Dice Mark Thompson, amministratore delegato del New York Times, in questa intervista a Lettera43: la crisi dell’editoria si supera solo investendo nel giornalismo, producendo cose migliori, aumentando costantemente la qualità.
Concettualmente, va da sé, il ragionamento non fa una piega. Nella pratica qualsiasi freelance sa che farlo significa investire soldi propri che probabilmente non recupererà, e che verosimilmente gli toccherà  anche passare ore a scrivere mail per proporre il famoso lavoro di qualità con un altissimo rischio di non ricevere alcuna risposta.
Non esattamente la situazione con cui si costruiscono i sogni di gloria del giornalismo.
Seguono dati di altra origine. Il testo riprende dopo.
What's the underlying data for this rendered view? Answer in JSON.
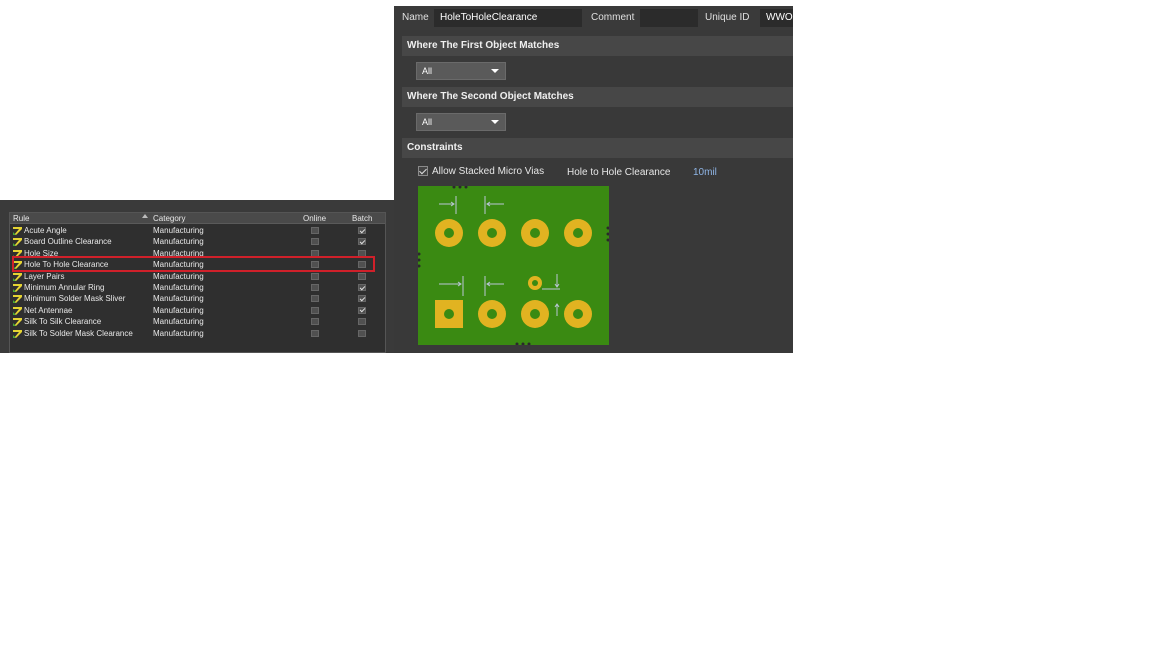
{
  "editor": {
    "name_label": "Name",
    "name_value": "HoleToHoleClearance",
    "comment_label": "Comment",
    "comment_value": "",
    "unique_id_label": "Unique ID",
    "unique_id_value": "WWO",
    "first_match_title": "Where The First Object Matches",
    "first_match_value": "All",
    "second_match_title": "Where The Second Object Matches",
    "second_match_value": "All",
    "constraints_title": "Constraints",
    "allow_stacked_label": "Allow Stacked Micro Vias",
    "allow_stacked_checked": true,
    "hole_clearance_label": "Hole to Hole Clearance",
    "hole_clearance_value": "10mil",
    "colors": {
      "board": "#3a8a12",
      "pad": "#e1b321",
      "arrow": "#b9c6d6",
      "value": "#8fb5e6"
    }
  },
  "rules": {
    "columns": {
      "rule": "Rule",
      "category": "Category",
      "online": "Online",
      "batch": "Batch"
    },
    "rows": [
      {
        "name": "Acute Angle",
        "category": "Manufacturing",
        "online": false,
        "batch": true
      },
      {
        "name": "Board Outline Clearance",
        "category": "Manufacturing",
        "online": false,
        "batch": true
      },
      {
        "name": "Hole Size",
        "category": "Manufacturing",
        "online": false,
        "batch": false
      },
      {
        "name": "Hole To Hole Clearance",
        "category": "Manufacturing",
        "online": false,
        "batch": false,
        "selected": true
      },
      {
        "name": "Layer Pairs",
        "category": "Manufacturing",
        "online": false,
        "batch": false
      },
      {
        "name": "Minimum Annular Ring",
        "category": "Manufacturing",
        "online": false,
        "batch": true
      },
      {
        "name": "Minimum Solder Mask Sliver",
        "category": "Manufacturing",
        "online": false,
        "batch": true
      },
      {
        "name": "Net Antennae",
        "category": "Manufacturing",
        "online": false,
        "batch": true
      },
      {
        "name": "Silk To Silk Clearance",
        "category": "Manufacturing",
        "online": false,
        "batch": false
      },
      {
        "name": "Silk To Solder Mask Clearance",
        "category": "Manufacturing",
        "online": false,
        "batch": false
      }
    ],
    "highlight_color": "#d0202a",
    "icon": "rule-icon"
  }
}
Questo spiega almeno un po’ perché su FreeJourn stiamo puntando su tre cose:
1. Il crowdfunding
2. Un sistema di tag e notifiche che consente a ogni freelance di indicare le proprie competenze, città e temi per poter essere rintracciato da lettori e  da altre testate, ma anche di ricevere notifiche ogni volta che ci sia un progetto che può interessargli
3. L’apertura a più media (e altri partner) che possano cercare su FreeJourn freelance per i loro lavori

Nel dettaglio, stiamo studiando un crowdfunding che funzioni a soglie, e che – una volta superata la soglia minima (che può essere anche zero, così da essere certissimissimi di superarla) – consenta di trattenere tutto quanto raccolto se anche se non si arriva al budget.
In Italia è un esperimento mai provato prima: di solito il crowdfunding funziona in modalità tutto o niente, cioè se non riesci a centrare l’obiettivo anche il denaro che ti hanno donato ritorna nelle tasche dei donatori.
Dietro ci sono infinite tecnicalità, che non stiamo a spiegare qui (se volete farvi una cultura, questa ricerca del Politecnico può essere utile); per evitare di renderle un problema, abbiamo pensato che ogni freelance, nel lanciare, il proprio progetto potrà indicare delle soglie: per esempio, potrà dire che se raccoglie da zero a 100, produrrà una storia; da 100 a 200 una storia più immagini ; da 200 a 300 visiterà più città. In questo modo progressivo, basta che raccolga 1 (cioè che superi la soglia minima pari a zero) perché possa tenere tutti i finanziamenti ricevuti, anche se non sono esattamente quelli che voleva.
Certo, è fondamentale che il freelance sia molto onesto: deve comunque produrre una storia minima. La deve a chi l’ha finanziato, e alla community che gli sta offrendo la possibilità: ma noi ci fidiamo abbastanza da pensare che non avremo problemi.

Vale la pena di aggiungere due cose: i freelance potranno rivendere a qualsiasi media qualsiasi cosa che abbiano realizzato grazie al crowdfunding, a patto di pubblicarla anche sulla piattaforma; e grazie ai tag che avranno scelto per descriversi riceveranno notifiche dai media partner che stanno cercando collaboratori per le loro storie.

Insomma: se le opportunità sono poche, noi cerchiamo di moltiplicarle.